There has been interest all over the world to generate energy from waste during the process of waste treatment, the team claimed.

"A Microbial Fuel Cell (MFC) is a device that uses microbes to convert organic matter into wastewater directly into electrical energy.

While the idea of using microbes to produce electricity was proposed as early as 1911 by Michael Potter, a professor of botany at the University of Durham, its use in fuel cells is a recent development and promises to solve two separate problems -- the treatment of waste and energy generation," said Meenu Chhabra, Associate Professor, IIT Jodhpur.

"In MFCs, live microbes act on the waste organic matter to release the electrons that are extracted with an external load, thereby generating power.

Photosynthetic MFCs uses algae or plant to generate oxygen from waste at the cathode of the fuel cell," she added.

Chhabra, who led the research, explained that algae-based systems have been extensively studied in the recent years because algae grow faster and easily but are sensitive to cultivation conditions.

Plant systems are slower to build and have lower efficiencies than algae-based MFCs but are more robust.

"We have experimentally compared the performance of algae and plant-based MFCs under similar operational conditions and wastewater sources," she said.

The researchers compared the two in terms of pollutant removal efficiency and efficiency of electrical energy generation.

They used Canna Indica for plant-based MFC and Chlorella vulgaris for the algae-based MFC.

This study was conducted under outdoor conditions using natural wastewater from decentralised wastewater treatment plant of IIT Jodhpur.
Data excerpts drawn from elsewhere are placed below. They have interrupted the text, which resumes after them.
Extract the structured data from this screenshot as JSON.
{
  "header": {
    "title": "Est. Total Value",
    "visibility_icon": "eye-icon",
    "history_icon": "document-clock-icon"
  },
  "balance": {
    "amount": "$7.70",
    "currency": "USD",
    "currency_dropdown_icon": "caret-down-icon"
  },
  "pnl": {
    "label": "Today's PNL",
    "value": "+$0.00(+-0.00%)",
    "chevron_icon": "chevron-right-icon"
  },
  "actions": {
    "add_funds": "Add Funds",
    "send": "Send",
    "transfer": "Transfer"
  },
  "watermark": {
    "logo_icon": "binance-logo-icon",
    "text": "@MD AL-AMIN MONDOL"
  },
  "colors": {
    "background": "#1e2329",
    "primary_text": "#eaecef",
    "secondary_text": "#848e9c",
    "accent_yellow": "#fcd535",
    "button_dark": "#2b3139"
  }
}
"We found that plant MFCs are better suited because they are robust, stable, and achieve high power output.

This observation is significant because plant systems are currently underrated because of their low growth rate and large space requirements than micro algae-based systems, but it seems that the power output overrides the above problems.

"Plant-based microbial fuel cells can be easily installed in natural wetland systems for in-situ bioremediation of waste and power generation.

Such fuel cells can be easily installed as artificial wetlands at any location where wastewater is collected, and the power generated can be used to power small devices such as LEDs in remote locations," Chhabra said.

The IIT Jodhpur team plans to explore microbial fuel cells further and study such aspects as microbial communities analysis, long-term operation, rhizosphere characterisation, and design optimisation, in order to realise the potential of MFCs in wastewater treatment and alternative power generation.

Besides Chhabra, other members of the team included Arti Sharma, Sanjana Gajbhiye and Sweta Chauhan.